Shelton was a science teacher at Harlan Community High School and resident principal at Parkside and Hoyne Elementary schools before joining Goode STEM Academy High School in Ashburn four years ago.
At Goode STEM, Shelton said he worked to disrupt the school-to-prison pipeline, implementing restorative practices to allow students to remediate harm and keep them in school. As a result, school suspensions dropped by 20 percent, Shelton said.
The school is ranked No. 67 among CPS schools and No. 323 statewide with U.S. News & World Report.
Shelton’s immediate plans for the blended campus would include speaking with members of the school community to identify areas of strength and improvement and visiting both campuses to take inventory of their facility, staff and resources while scouting community partners, he said.
Shelton also touted the success of Goode STEM’s partnership with Richard J. Daley College, which allows students to earn dual credit while “receiving growth-based learning” before they graduate.
“This role has taught me the power of managing partnerships,” he said.
With just 26 percent of Black male students earning early college career credits — one of the lowest numbers in the district compared to other racial and ethnic groups — it’s time to change the narrative, Shelton said. Boosting school morale is important, as well; to that end, he hopes to revamp the current uniform, giving students a choice between blue and gold blazers.
Both candidates said they value quality over quality when it comes to hiring teachers and vowed to keep students top of mind throughout the process.
Neighbors questioned both candidates about how they’d create a safe learning environment for students and what they would do to boost morale.
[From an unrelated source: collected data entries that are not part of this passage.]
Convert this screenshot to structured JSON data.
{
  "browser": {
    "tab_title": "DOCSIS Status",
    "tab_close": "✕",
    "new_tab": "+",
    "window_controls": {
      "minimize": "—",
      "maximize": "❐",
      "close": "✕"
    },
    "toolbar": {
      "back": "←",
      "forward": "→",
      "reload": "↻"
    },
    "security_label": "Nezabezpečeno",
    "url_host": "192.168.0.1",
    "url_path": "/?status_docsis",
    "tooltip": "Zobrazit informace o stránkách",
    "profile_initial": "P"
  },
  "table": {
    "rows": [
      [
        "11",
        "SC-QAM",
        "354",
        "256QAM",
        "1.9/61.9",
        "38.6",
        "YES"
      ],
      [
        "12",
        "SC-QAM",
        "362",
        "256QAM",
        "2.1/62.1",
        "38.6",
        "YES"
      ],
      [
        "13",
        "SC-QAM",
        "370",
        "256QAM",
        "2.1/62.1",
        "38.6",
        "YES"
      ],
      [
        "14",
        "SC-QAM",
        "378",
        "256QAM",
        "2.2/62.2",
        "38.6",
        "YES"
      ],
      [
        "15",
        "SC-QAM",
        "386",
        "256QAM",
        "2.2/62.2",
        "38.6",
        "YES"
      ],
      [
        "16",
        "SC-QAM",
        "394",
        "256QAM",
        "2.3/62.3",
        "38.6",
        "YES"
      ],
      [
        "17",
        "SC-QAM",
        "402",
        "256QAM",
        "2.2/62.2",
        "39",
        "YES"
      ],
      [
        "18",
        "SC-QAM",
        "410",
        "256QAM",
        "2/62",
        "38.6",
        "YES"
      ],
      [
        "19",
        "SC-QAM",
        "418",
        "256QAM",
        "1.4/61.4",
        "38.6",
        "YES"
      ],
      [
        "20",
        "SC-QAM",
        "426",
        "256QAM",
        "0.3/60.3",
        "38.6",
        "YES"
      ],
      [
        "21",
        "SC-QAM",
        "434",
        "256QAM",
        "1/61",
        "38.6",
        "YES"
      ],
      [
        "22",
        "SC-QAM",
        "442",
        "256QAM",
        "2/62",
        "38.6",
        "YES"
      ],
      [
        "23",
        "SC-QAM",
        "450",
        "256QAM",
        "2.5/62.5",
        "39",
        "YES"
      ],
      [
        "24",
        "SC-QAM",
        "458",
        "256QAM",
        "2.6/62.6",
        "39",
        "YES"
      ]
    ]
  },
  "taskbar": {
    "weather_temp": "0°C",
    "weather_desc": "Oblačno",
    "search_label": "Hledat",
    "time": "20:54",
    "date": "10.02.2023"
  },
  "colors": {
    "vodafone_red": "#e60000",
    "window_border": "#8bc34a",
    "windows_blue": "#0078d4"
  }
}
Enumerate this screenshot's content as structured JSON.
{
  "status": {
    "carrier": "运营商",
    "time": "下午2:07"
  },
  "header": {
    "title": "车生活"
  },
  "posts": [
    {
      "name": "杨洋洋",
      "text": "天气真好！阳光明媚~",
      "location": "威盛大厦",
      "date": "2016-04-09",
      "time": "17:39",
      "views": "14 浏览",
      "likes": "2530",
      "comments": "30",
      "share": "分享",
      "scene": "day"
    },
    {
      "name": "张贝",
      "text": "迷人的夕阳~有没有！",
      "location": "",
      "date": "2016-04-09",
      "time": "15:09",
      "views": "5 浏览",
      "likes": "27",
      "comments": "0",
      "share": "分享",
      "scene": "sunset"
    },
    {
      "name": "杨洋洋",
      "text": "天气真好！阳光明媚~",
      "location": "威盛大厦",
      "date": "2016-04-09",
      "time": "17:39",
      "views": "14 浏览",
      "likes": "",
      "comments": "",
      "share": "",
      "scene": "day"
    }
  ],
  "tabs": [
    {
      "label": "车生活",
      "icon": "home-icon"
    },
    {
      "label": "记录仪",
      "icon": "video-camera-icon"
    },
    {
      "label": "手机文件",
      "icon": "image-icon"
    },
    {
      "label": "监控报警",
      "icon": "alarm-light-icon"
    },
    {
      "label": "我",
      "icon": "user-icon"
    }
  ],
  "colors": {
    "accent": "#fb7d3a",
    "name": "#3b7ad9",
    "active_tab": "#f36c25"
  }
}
Driver said she’d aim to create a space where students will feel comfortable asking questions “in and out of instructional practices,” saying it’s important to allow students to be vocal and express themselves.
Shelton said he’d evaluate the students’ physical safety by taking a look at school arrival and dismissal times.
“We’re dealing with young people who are navigating different territories, so we have to think about what that means when they’re transitioning to school,” Shelton said.
The next community town hall is 5:30 p.m. May 15.